Littérature et cinéma

Je pense que la littérature et le cinéma sont deux arts très différents. Je sais bien qu'aujourd'hui la "consécration" pour un écrivain est de voir son oeuvre portée à l'écran, et qu'il faut écrire des livres qui soient susceptibles de faire un bon scénario. Pourtant, l'écriture permet d'accéder à une profondeur que n'atteindra jamais le cinéma. Quant au style, il est intraduisible par l'image. Kundera va même plus loin : il prétend qu'il faut écrire des romans qui soient impossibles à résumer, pour que surtout ils ne finissent pas sur un écran de cinéma. Il paraît que l'on a fait un film de son chef-d'oeuvre "L'insoutenable légèreté de l'être" ; eh bien, d'abord le réalisateur de ce film a fait fort, parce que j'ai vraiment du mal à imaginer ce livre porté à l'écran. Mais surtout, même sans l'avoir vu moi-même, je peux affirmer que ce texte n'a pas dû être représenté dans son infinie richesse. Non, décidément, je considère la littérature comme un art supérieur au cinéma (le pouvoir des mots peut suggérer même les plus belles images qui soient), bien que je sois un aficionado, notamment, des films qui mettent en scène la vie des écrivains ("Truman Capote", "Le facteur", entre autres).

Le prix Nobel pour Le Clézio !

Il l'a eu ! Toutes mes félicitations à Jean-Marie Gustave Le Clézio.
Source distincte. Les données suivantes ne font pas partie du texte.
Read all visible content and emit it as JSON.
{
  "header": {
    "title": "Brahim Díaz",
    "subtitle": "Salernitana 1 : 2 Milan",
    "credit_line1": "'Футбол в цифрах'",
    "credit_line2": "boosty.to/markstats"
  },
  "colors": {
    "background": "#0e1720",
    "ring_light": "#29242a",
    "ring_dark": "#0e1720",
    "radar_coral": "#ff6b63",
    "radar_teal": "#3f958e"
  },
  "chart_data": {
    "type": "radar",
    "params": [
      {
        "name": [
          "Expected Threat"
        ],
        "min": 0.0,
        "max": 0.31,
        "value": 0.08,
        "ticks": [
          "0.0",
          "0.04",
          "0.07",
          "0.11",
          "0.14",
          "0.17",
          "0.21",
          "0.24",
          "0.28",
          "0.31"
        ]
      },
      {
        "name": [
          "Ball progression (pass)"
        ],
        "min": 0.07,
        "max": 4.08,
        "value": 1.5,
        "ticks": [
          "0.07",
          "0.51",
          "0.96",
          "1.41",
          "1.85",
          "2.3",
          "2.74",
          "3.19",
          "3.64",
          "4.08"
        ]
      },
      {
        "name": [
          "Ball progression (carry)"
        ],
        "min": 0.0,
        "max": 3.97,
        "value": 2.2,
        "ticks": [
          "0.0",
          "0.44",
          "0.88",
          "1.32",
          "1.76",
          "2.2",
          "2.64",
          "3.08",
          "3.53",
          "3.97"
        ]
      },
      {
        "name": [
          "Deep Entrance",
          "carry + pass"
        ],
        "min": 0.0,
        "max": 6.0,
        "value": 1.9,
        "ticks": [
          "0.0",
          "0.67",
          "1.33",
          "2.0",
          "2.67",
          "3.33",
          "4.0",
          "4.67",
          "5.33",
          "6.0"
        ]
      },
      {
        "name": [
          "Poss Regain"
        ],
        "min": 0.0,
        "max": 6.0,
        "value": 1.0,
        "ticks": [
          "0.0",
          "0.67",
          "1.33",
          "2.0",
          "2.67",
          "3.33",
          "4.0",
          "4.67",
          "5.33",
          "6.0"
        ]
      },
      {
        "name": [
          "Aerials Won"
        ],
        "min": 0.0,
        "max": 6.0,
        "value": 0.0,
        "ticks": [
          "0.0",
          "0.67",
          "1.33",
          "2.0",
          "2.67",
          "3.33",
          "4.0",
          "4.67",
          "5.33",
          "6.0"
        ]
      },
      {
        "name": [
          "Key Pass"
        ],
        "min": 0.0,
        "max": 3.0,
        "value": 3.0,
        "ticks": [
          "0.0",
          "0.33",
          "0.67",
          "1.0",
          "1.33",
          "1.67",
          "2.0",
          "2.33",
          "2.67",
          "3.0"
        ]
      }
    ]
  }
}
Il était de notoriété publique que Le Clézio était le seul écrivain français (avec Kundera) à pouvoir obtenir la consécration suprême (pauvre littérature française !) mais lorsque cela arrive, c'est autre chose : non pas une surprise, mais à coup sûr un événement majeur. J'ai regardé sa conférence de presse : il est toujours aussi perturbé par les medias ; il va pourtant être servi dans les prochains jours. Cet homme a poursuivi son petit bonhomme de chemin en dehors de tout calcul, des cénacles parisiens, ouvert au monde mais en dehors de toute superficialité, paillettes, champagne et compagnie, gesticulations médiatiques, apportant une nouvelle vision de l'homme et du monde dans une forme expérimentale qu'il s'est inventée (son oeuvre n'appartient à aucun genre). Lui qui n'a jamais trouvé une bonne raison d'entrer à l'Académie française, alors que tous les académiciens le suppliaient de le faire, il n'a pas refusé le Nobel. On comprend pourquoi : c'est un homme qui a le sens des valeurs. Seul le "Dictionnaire" pourrait le décider, je crois. Je retiendrai surtout de la conférence de presse une phrase (inspirée d'une idée, ironie du sort ou clin d'oeil, de Kundera), citée en substance : "Un écrivain n'est pas un philosophe, il n'affirme pas, c'est quelqu'un qui pose des questions". Un bel enseignement. J'ai eu la chance de croiser Le Clézio le 16 mai 2003 au théâtre Garonne à Toulouse (il avait été invité par la librairie Ombres blanches). Il a répondu aux questions avec attention et modestie, les yeux perpétuellement dans le vague (il est décidément ailleurs). Un souvenir qui prend une saveur particulière aujourd'hui. Savourons cette récompense, parce qu'il se pourrait bien que nous n'en voyions pas d'autre avant longtemps en France.